Podejście polskich polityków do finansowania nauki przypomina właśnie filozofię tego radzieckiego żołnierza. Tak, jak tam utrzymywało się traktor i człowieka, który go obsługuje, tak u nas utrzymuje się instytuty, które "komuna" potworzyła w ramach „niszczenia polskiej nauki”, ale już nie daje pieniędzy na ziarno (czyli na aktywną działalność), z którego mogłoby wyrosnąć zboże plonujące nowymi technologiami, czy choćby dające lepiej wykształcone kadry (gdyż wykształcone dzięki badaniom, a nie wyłącznie książkom). Polscy politycy zaprawieni głównie w pyskówkach i wzajemnych insynuacjach nie umieją na polu życia odnaleźć plonu (czyli korzyści) wynikającego z utrzymywania nauki i jest to zasada samosprawdzająca się, gdyż im mniej pieniędzy na naukę, tym mniej plonu, tym trudniej go odnaleźć.

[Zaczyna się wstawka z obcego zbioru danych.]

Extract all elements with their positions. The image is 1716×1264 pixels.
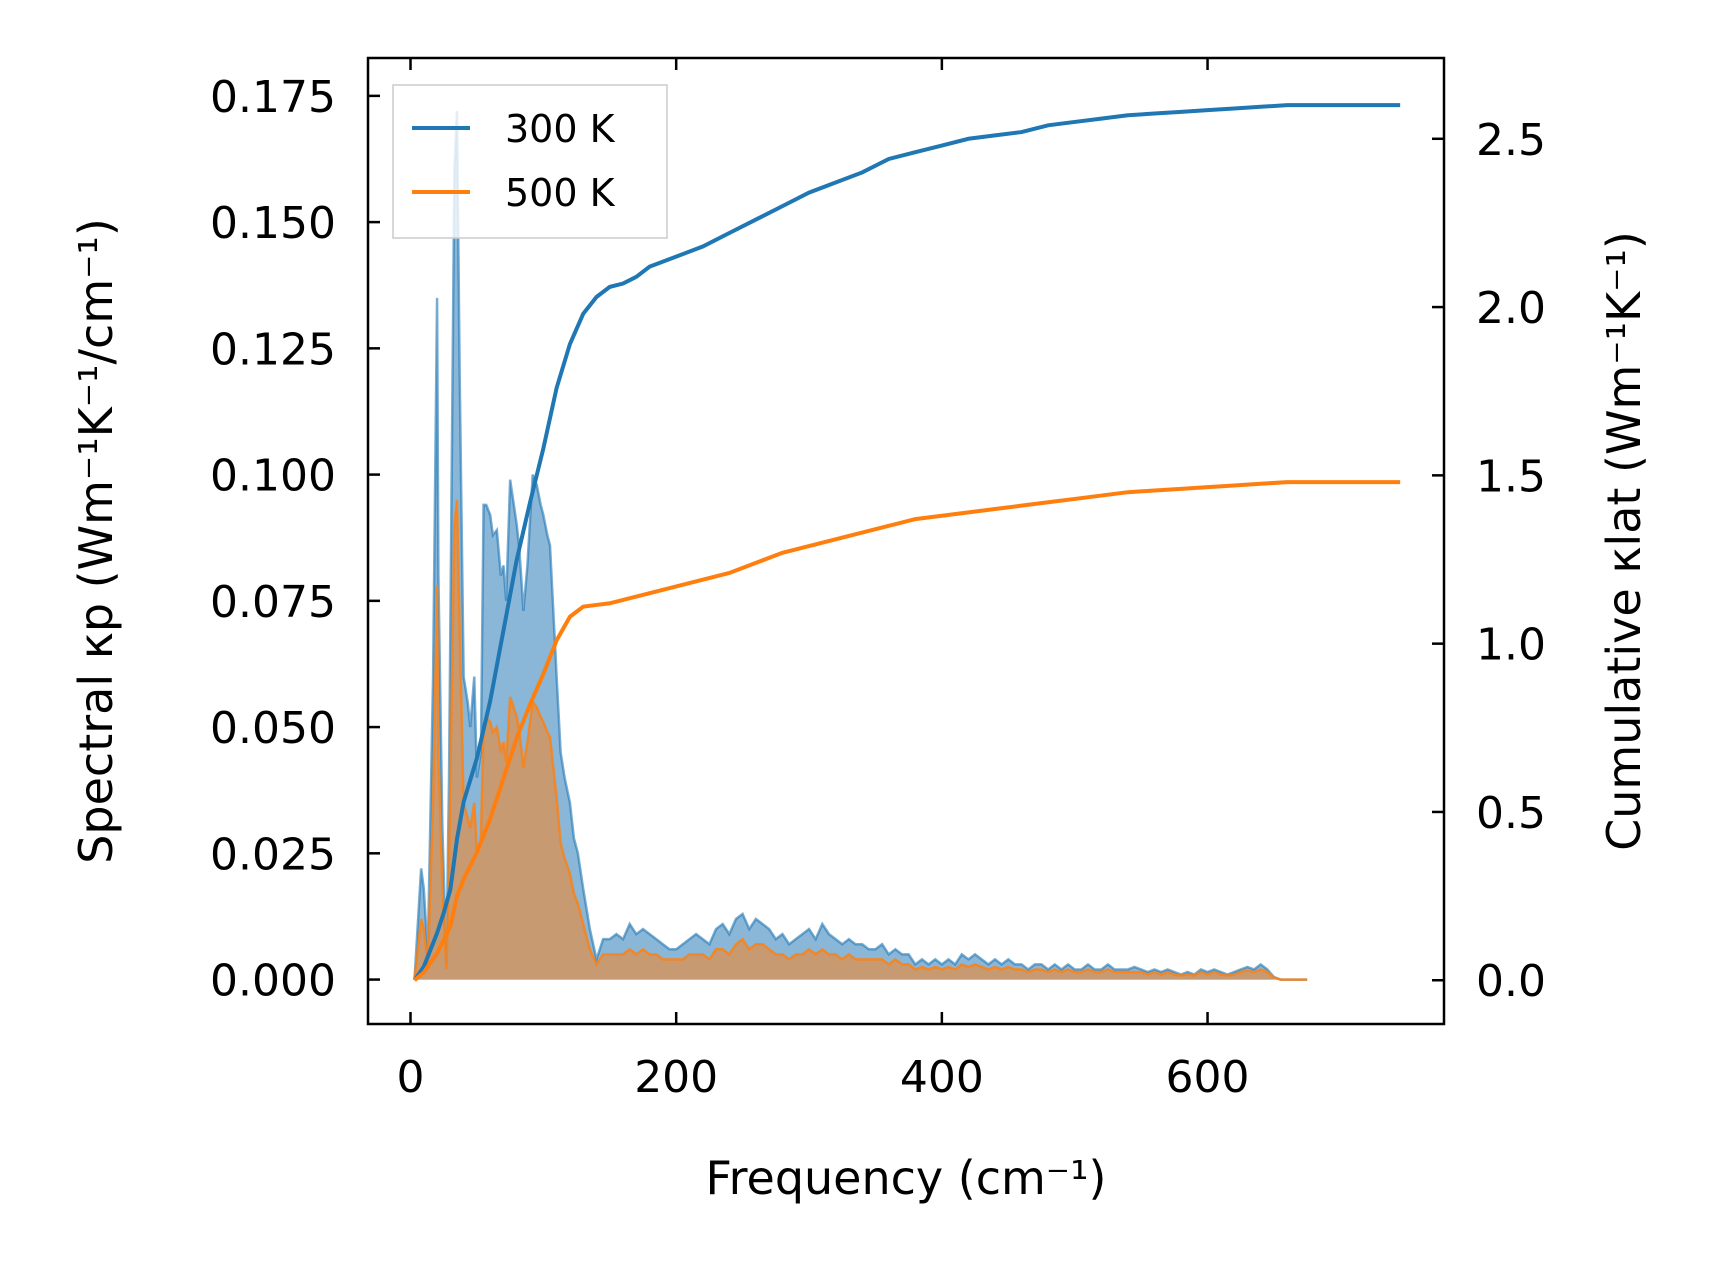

W dodatku coraz więcej polskich pieniędzy na naukę trafia do wspólnego europejskiego kotła, do którego polscy naukowcy mają dostęp na miarę tego, ile dostali w Polsce na przygotowanie swojego projektu. A ponieważ dostają nieporównanie mniej niż inni, to mają dostęp mniejszy i nie są konkurencyjni. To oznacza, że w rezultacie Polska nie tylko nie finansuje nauki w Polsce, ale tak myśląc finansuje ją za granicą. I oto walczyliśmy, walcząc z "komuną"!